Incidents of Zika, which has been blamed for microcephaly — a condition causing abnormally small heads — in babies born to women infected while pregnant, have exploded across Latin America.
This week, Brazil followed the US and other nations in warning pregnant women to keep away. The Australian Olympic Committee told pregnant athletes to think “very carefully” before competing.
Brazil is desperately trying to eradicate mosquito breeding sites, and Andrada said that August is the Brazilian winter, when mosquito numbers fall sharply.
However, with no vaccine likely for years, total safety cannot be guaranteed.
Athletes and tourists should “wear appropriate clothing, close windows and use repellent,” Andrada said.
Avoiding bacteria-filled water is to be even harder for sailors and windsurfers at the Games.
They are to compete in Rio’s stunning, yet horrifically polluted Guanabara Bay. Authorities had promised to clean the natural harbor, but even today, about half of Rio’s sewage pours in untreated.
Even so, regular testing has shown that there are no risks to health, officials say.
Back in 2009, when Rio won the Olympic bid, Brazil was an emerging markets star.
Today, a collapse in commodity prices is fueling Brazil’s deepest recession since the 1930s, while a corruption scandal has sucked in top politicians and executives, and Brazilian President Dilma Rousseff is fighting impeachment.
Organizers are rebranding the Olympics an austerity Games.
A budget of about 39 billion real (US$9.8 billion) is in a different league to Beijing’s 2008 US$40 billion splurge. Uunlike London 2012, where the budget ended up more than triple the original estimate, Rio is trying to tighten its belt.
Cuts of up to 20 percent in the 7.4 billion real operating budget mean athletes are not to get televisions in their Olympic Village rooms, VIPs are to eat simple Brazilian beans and rice dishes, and fewer staff are to get printers.

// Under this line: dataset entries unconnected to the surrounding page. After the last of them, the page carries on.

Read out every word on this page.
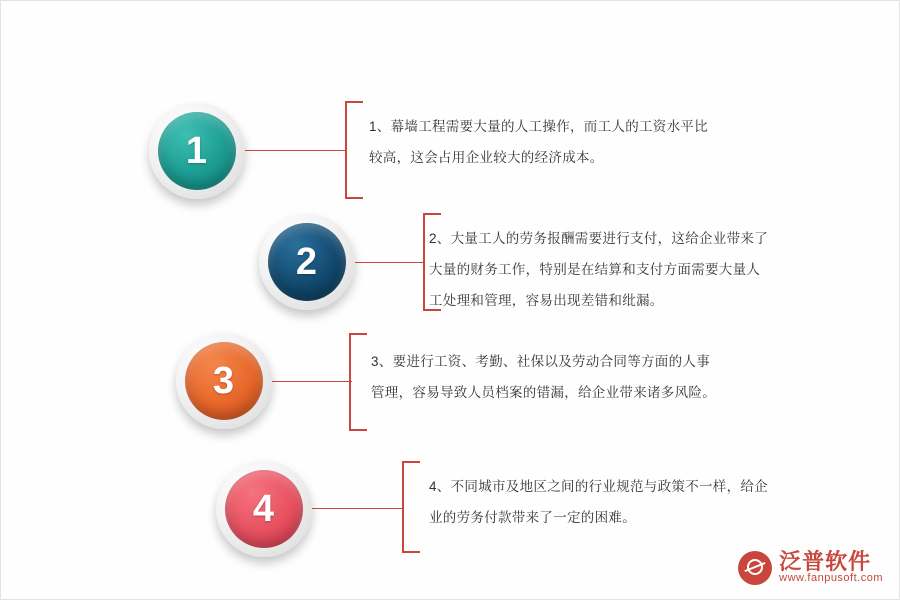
1

1、幕墙工程需要大量的人工操作，而工人的工资水平比

较高，这会占用企业较大的经济成本。

2

2、大量工人的劳务报酬需要进行支付，这给企业带来了

大量的财务工作，特别是在结算和支付方面需要大量人

工处理和管理，容易出现差错和纰漏。

3	3、要进行工资、考勤、社保以及劳动合同等方面的人事

管理，容易导致人员档案的错漏，给企业带来诸多风险。

4

4、不同城市及地区之间的行业规范与政策不一样，给企

业的劳务付款带来了一定的困难。

泛普软件
www.fanpusoft.com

Seating has been reduced at some venues, including the slashing of a planned grandstand at the rowing and canoeing venue. Even volunteer numbers are being cut from 70,000 to 50,000 in order to save on uniforms and training.
One area where no money is to be spared is security, with about 85,000 police and soldiers deploying in Rio — double the number used in London.
Brazil has never suffered a Muslim militant terror attack, but in the wake of bloodshed in Paris last year, Western nations in particular are worried that the Olympics might be targeted.
Even without terrorism, Rio can be a dangerous place, with large slums controlled by drug traffickers and turned into no-go areas for tourists and sometimes even police.
Andrada said the security team would manage.
“We have no worries about the security of tourists and of athletes,” he said. “Rio will be the safest city in the world.”
Last week, Rio de Janeiro Mayor Eduardo da Costa Paes’ office declared nearly all sporting sites close to completion. The same goes for the Olympic Village, a collection of new apartment blocks next to a working-class neighborhood bulldozed last year.
However, hiccups continue. Two weeks ago, authorities broke contracts for construction of the equestrian and tennis facilities, saying work was slow and incomplete.
A new metro line bypassing congested highways between the center and west of the city is 83 percent complete, the consortium said last month. Yet with inauguration due just one month before the Games, there is barely room for error.
However, the nation’s ultimate test of success is to be ticket sales.